Are women finding that parenting teens is incompatible with a busy career? “Why Women Can’t Have it All” by Anne-Marie Slaughter in the Atlantic is getting a lot of buzz. (It appears alongside Elizabeth Wurtzel’s piece chastizing rich stay-at-home-moms but frankly, if you only have time to read one, pick the first.)
Beyond the “Mommy War” theme — and please, let’s not go there; I think these are big issues, but let’s assume we are all well-informed and making the best choices we can based on the many complex factors in our own personal lives — here’s what fascinates me with the piece.
Slaughter starts with her epiphany: “I sipped champagne, greeted foreign dignitaries, and mingled. But I could not stop thinking about my 14-year-old son, who had started eighth grade three weeks earlier and was already resuming what had become his pattern of skipping homework, disrupting classes, failing math, and tuning out any adult who tried to reach him. Over the summer, we had barely spoken to each other—or, more accurately, he had barely spoken to me.”

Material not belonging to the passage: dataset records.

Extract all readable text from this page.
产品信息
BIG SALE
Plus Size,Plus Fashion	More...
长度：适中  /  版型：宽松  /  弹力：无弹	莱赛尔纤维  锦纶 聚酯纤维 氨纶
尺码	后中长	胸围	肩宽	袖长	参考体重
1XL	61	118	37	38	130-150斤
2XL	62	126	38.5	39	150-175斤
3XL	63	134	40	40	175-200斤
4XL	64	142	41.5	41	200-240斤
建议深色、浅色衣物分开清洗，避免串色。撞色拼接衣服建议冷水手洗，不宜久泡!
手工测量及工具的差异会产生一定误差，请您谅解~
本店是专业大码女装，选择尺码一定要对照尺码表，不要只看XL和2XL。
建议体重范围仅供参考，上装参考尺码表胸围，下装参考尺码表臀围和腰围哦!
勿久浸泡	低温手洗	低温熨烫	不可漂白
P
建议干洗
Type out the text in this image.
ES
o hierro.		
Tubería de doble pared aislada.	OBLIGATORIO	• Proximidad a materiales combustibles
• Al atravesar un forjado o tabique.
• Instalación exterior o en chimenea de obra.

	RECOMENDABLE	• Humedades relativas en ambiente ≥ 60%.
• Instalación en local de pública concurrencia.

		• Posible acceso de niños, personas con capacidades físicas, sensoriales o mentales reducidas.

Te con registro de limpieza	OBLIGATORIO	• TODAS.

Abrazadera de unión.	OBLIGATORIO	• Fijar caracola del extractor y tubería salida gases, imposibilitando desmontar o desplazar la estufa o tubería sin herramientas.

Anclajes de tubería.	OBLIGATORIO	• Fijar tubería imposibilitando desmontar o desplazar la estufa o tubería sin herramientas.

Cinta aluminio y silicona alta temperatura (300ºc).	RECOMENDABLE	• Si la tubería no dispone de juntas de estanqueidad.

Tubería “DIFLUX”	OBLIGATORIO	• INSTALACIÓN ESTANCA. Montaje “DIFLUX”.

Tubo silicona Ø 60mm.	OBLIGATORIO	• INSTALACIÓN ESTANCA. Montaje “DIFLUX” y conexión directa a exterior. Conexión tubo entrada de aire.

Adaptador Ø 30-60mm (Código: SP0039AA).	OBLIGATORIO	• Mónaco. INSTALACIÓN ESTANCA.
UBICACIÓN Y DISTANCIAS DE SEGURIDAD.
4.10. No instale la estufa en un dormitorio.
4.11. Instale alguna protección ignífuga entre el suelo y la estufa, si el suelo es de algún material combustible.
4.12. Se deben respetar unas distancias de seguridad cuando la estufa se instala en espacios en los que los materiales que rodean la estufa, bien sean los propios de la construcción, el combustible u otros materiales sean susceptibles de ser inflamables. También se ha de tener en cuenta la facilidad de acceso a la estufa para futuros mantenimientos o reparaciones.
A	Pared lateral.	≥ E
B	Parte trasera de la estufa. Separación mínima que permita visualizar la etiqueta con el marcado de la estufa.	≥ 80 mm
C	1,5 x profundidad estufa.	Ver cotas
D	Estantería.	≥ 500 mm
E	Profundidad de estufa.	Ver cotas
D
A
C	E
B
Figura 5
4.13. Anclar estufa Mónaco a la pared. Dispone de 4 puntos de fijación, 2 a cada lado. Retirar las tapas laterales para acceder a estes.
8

And later in the article she points out: “Michèle Flournoy stepped down after three years as undersecretary of defense for policy, the third-highest job in the department, to spend more time at home with her three children, two of whom are teenagers.”

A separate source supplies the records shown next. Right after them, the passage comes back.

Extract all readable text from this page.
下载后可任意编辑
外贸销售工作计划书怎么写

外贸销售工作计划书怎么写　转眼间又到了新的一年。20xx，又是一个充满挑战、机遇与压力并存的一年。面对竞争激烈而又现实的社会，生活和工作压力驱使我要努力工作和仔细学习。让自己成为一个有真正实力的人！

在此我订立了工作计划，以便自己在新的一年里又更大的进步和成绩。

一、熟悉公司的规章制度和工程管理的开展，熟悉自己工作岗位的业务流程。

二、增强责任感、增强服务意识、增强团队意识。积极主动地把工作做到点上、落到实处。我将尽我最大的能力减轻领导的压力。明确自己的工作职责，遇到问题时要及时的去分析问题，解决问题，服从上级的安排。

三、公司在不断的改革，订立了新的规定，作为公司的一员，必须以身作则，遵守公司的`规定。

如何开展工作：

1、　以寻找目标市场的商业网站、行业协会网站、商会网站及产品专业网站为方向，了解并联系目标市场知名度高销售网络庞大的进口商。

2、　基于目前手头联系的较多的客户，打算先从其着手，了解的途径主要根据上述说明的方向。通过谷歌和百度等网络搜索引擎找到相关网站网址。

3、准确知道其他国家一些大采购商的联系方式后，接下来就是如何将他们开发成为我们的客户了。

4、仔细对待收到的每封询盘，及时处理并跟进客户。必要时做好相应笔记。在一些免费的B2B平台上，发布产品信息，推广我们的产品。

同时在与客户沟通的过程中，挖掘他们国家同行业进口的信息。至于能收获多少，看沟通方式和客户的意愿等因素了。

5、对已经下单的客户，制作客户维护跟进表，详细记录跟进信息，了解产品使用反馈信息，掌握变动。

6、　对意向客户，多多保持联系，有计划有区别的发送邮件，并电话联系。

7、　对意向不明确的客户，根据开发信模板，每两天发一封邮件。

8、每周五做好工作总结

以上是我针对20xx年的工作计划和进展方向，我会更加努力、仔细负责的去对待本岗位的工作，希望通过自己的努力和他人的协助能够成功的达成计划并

I’m guessing – but please correct me if I’m wrong – that a lot of women who were able to throw money at the problem of work-life balance when their kids were young with great caregivers, daycares, camps and other programmes, find that as their kids get older they need a parent to deal with things. My eldest is only 6 and I’m already starting to feel that shift.
And that is where having a high-powered career can become a pretty serious issue – right at the point that you’re about to take on the big challenges professionally.
Of course the Atlantic article addresses the women who have the option to dial their careers back. Lots and lots of us may run into the same problem when our kids are teens and have no option but to find our way through the work/life juggle.
Have you found that as your kids have gotten older and you’ve moved up in your career that the balance you hoped would even out when you were toting a diaper bag has actually gotten harder? What advice can you share with people who are coming up on that?